Com a publicação, a SESAU estabelece parâmetros mínimos para diagnóstico, elaboração do plano terapêutico e monitoramento dos atendimentos oferecidos à população com autismo. A proposta tem a justificativa de organizar e tornar mais transparente o processo de autorização e renovação dos serviços ofertados à pessoa com TEA. Entre as exigências, está a de que o diagnóstico clínico seja feito por médico com registro profissional, preferencialmente neurologista ou psiquiatra. A nota destaca que o uso de ferramentas de rastreio e avaliação, como M-CHAT e CARS, pode ser adotado, mas não é obrigatório para confirmação do diagnóstico. Os códigos utilizados deverão seguir os padrões da Classificação Internacional de Doenças (CID), conforme versões 10 ou 11.

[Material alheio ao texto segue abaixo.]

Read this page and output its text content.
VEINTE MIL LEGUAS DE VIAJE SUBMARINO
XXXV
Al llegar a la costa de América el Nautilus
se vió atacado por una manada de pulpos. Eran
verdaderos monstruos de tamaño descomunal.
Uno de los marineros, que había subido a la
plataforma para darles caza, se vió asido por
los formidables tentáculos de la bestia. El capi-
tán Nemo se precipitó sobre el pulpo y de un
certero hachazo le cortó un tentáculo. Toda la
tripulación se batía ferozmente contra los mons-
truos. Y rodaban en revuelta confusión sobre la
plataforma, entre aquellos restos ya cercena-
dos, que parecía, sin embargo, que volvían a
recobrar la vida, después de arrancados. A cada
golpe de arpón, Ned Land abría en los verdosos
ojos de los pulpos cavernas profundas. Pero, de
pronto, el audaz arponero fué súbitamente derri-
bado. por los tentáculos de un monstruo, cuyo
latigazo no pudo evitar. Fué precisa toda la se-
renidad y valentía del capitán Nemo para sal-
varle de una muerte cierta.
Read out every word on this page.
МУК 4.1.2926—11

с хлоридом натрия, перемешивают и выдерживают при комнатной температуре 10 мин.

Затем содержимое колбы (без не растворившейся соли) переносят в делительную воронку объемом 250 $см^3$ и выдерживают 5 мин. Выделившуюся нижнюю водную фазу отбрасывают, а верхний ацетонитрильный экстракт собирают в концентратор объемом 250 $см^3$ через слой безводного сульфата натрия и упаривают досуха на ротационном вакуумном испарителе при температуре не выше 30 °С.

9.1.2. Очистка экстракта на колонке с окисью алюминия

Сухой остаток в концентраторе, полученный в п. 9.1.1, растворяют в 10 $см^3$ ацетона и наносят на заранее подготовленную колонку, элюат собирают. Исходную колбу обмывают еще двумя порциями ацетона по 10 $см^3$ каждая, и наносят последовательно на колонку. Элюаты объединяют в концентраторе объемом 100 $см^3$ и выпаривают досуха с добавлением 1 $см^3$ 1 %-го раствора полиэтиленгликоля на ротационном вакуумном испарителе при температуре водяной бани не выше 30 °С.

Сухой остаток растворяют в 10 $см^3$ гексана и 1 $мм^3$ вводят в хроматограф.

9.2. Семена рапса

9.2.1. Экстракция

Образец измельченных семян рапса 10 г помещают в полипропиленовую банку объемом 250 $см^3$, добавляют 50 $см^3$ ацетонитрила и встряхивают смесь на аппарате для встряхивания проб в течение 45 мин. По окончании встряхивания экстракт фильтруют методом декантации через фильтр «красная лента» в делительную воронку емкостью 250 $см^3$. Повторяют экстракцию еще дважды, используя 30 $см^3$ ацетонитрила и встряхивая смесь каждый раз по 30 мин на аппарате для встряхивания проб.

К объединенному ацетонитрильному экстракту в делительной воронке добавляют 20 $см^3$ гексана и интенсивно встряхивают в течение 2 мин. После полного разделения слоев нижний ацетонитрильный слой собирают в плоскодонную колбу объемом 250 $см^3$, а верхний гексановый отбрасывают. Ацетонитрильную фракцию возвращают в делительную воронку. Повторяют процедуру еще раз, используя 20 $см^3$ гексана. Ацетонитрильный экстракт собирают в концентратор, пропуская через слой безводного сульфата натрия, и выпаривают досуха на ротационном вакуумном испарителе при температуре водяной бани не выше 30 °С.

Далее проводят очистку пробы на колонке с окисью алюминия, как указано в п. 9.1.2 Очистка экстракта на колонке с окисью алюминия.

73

A continuidade do tratamento passa a depender de um Plano Terapêutico Singular elaborado por equipe multiprofissional, com atualização obrigatória a cada seis meses. A frequência mínima recomendada dos atendimentos é de duas a quatro sessões semanais, com base nas necessidades clínicas individuais. O documento também orienta que as abordagens terapêuticas adotadas estejam baseadas em evidências científicas reconhecidas, como ABA, Denver e TEACCH. Além disso, será obrigatória a apresentação de um conjunto de documentos para iniciar ou renovar o custeio do tratamento, incluindo relatório médico com indicação terapêutica, cópias do CPF e RG do paciente e do responsável, comprovante de residência, cartão do SUS e o plano terapêutico devidamente assinado pelos profissionais responsáveis.
As instituições conveniadas, contratadas ou parceiras da SESAU deverão enviar relatórios semestrais detalhando a evolução terapêutica dos usuários, bem como manter-se aptas a receber visitas técnicas da equipe da secretaria estadual para fiscalização do cumprimento das diretrizes estabelecidas. A publicação da nota representa uma mudança importante na gestão dos serviços voltados à população com autismo em Alagoas. A partir de agora, o financiamento público dos tratamentos estará condicionado ao cumprimento das novas regras, o que pode impactar a rotina de pacientes, famílias e instituições. Casos excepcionais ou omissos poderão ser analisados individualmente pela equipe técnica da SESAU.
A nota técnica já está em vigor e será aplicada em todos os municípios alagoanos que ofertam tratamento especializado a pessoas com TEA por meio do SUS. Para usuários e familiares, é importante buscar orientação junto aos serviços de saúde e às instituições que acompanham os pacientes para entender como se adequar às exigências previstas.